88. The Magic Finger

Another shortie, The Magic Finger is about a girl who, when she gets really angry, unleashes the magic from her magic finger (no explanation, just roll with it).  This time she gets really angry at her neighbors, who are always hunting and shooting animals.  She sees red, and then chaos ensues.  A very good read for the environmentalist/animal lover/ anti-gun kids you may have (mine happen to be all three - please do not teach them about vegetarianism).

89. The Twits

What a lot of hairy-faced men there around these days.”

Another shortie, following the general Dahl plotline - horrible beastly person gets his commeuppance from younger, good, and spunky young person (or in this case, monkey and bird).  The Twits are the nastiest couple around. In the first part of the book we watch them play horrible and nasty tricks upon each other (which is pretty amusing), and in the second part we see them defeated by the pet monkeys they have been tormenting - along with the local birds they have been killing and eating.  Fun for kids to read about such rotters of adults, and the plot to get rid of them is pretty clever too.

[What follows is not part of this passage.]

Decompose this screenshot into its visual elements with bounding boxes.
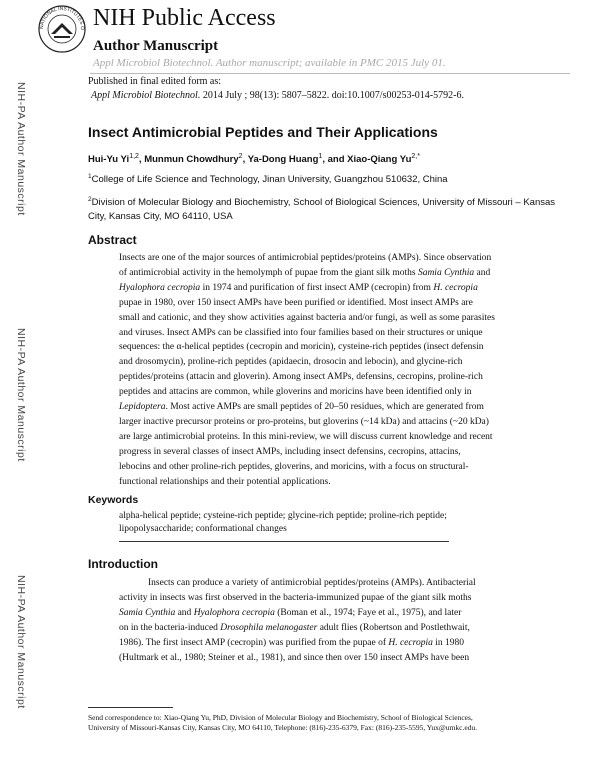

Plus, there is a passage among all the mayhem that I think is quite lovely, and I shall quote.  Talking about why Mrs. Twit is so ugly and horrible:

“A person who has good thoughts cannot ever be ugly.  You can have a wonky nose and a crooked mouth and a double chin and stick-out teeth, but if you have good thoughts they will shine out of your face like sunbeams, and you will always look lovely.”  Pg. 7 of the Penguin illustrated edition.

I like that thought.  

90. Matilda

“It’s a funny thing about mothers and fathers.  Even when their own child is the most disgusting little blister you could ever imagine, they still think that he or she is wonderful.”

Oh, I saved the best for last.  We looooved Matilda.  Once we got over the notion that there could be parents who didn’t love their children (and isn’t it sweet that my boys could barely contemplate such a thing), we were all in.  We rooted for her when she was outsmarting her rotten folks, but by the time she took on the horrible bullying headmaster Miss Trunchbull we stood up and cheered.  Great, great fun.  And then we watched the charming movie which was fun too.

91. Tales of Beedle the Bard, J.K. Rowling

And, finally a change of pace! Due to complicated circumstances, I was home for a week with Son #1, while Son #2 was away in Maine.  We needed to find something else to read until he came back.  Since Son #1 is a Harry Potter maniac (currently in the middle of Goblet of Fire), I thought these would be fun.  He loved them, of course, though he was more interested in the fairy tales, and I was more interested in the Dumbledore commentary that follows each tale.  But since we read it aloud, I’ve seen him twice reading it to himself, so I have to consider it a hit.

PHEW.  The worst thing is, I stil have at least eight books in my backlog.  Maybe next vacation I should bring the lap top!!